Australia’s defence minister dismissed any criticism of the cost.
“We have an international legal obligation. We have a moral obligation obviously to go and rescue people, whether in bushfires, cyclones or at sea,” he said.
In today’s dollars it cost about $10 million to save 57 year old Bullimore’s life. When age is factored in this represents a value that is many times more than the normal value of a full statsitical life used by the prime minister’s department.
A reference figure is $150 billion…
Nevertheless, taking $5.1 million as a conservative estimate of the value of a full life and reducing it by two thirds to take account of the fact that most of the people who die from COVID-19 are in the final third of their lives, gives a conservative cost of 90,000 COVID-19 fatalities in a “do-nothing” scenario of about $150 billion, or 8% of gross domestic product.

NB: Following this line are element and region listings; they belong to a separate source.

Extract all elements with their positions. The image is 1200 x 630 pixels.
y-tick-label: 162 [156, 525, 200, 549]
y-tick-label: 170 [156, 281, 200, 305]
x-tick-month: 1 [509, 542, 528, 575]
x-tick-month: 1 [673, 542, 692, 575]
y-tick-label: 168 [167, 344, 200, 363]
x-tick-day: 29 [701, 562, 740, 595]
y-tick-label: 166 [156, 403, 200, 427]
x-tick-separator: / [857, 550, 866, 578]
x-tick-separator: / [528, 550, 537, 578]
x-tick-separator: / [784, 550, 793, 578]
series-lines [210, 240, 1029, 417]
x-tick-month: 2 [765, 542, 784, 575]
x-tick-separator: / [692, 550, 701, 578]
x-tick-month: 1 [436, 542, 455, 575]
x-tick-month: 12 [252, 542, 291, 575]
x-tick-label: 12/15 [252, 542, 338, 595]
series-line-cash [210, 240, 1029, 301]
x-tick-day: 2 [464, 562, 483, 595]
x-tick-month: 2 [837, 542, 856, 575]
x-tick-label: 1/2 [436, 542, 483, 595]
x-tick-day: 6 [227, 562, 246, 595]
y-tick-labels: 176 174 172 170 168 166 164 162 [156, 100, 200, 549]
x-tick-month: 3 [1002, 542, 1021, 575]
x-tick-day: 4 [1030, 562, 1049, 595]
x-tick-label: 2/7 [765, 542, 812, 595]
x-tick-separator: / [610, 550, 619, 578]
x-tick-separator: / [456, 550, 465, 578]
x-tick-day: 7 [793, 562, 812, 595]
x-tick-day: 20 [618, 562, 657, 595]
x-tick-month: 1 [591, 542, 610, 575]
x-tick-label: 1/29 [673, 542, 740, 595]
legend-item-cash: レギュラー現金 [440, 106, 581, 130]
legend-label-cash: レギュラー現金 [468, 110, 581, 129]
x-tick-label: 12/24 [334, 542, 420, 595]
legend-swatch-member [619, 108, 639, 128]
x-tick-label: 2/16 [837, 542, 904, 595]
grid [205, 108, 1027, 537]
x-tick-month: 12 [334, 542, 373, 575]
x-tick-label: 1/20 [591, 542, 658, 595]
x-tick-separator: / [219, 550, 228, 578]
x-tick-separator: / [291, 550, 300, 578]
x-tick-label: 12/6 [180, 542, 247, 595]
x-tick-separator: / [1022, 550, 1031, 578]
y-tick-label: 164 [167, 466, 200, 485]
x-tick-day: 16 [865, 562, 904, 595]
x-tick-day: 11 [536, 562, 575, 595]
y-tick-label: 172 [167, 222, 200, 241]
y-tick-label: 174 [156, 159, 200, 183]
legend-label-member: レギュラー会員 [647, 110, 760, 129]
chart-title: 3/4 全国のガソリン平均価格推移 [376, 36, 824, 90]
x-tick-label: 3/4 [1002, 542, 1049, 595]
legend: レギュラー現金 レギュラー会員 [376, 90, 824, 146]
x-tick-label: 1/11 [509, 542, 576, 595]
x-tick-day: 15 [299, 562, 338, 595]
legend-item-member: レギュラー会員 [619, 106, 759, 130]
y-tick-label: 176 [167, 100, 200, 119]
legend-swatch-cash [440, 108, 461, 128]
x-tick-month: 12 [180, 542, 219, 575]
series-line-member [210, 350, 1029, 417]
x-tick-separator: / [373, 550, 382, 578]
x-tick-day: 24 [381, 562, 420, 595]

By comparison, at $4 billion per week, the economic cost of the first month of restrictions amounts to a little under 1% of gross domestic product.
Spending many times that much to avoid a health crisis that could cost 8% of gross domestic product, and perhaps much more, seems reasonable.
This makes Australia’s lockdown and social distancing regulations eminently justifiable by standard public policy criteria.
…which means we can’t keep doing this forever
But there’s a catch: continuing the regulations indefinitely isn’t an option.
Lockdowns make more sense if there is an exit strategy or end game – such as a vaccine or medical intervention.
Unfortunately, neither are likely within six to twelve months, if ever.
Like cures for cancer, it’s possible they will always remain just over the horizon.
This kind of indefinite time-frame would see the economic and social costs of restrictions rise over time and potentially exceed the statistical value of the lives saved, all the while leaving the vast majority of the population susceptible. Even if COVID-19 were eliminated in Australia, so that economic activity resumed, this would impose substantial costs on tourism and accommodation sectors – potentially for ever.
There is a danger of a double tragedy. Without a plan to exit and with no vaccine, we could find ourselves having spent 8% or more of gross domestic product in lockdowns and still face the threat of a national epidemic.
Waiting for a vaccine could become like having yet another go on the pokies – without a commitment to exit, you end up broke with nothing else to spend.
At the moment, the restrictions are justified in financial terms.
But rising economic and social costs mean we will need an exit strategy. This may simply mean learning to live with COVID-19.
With that end-game in mind, taking a cautious peeks out from under the doona soon, makes sense.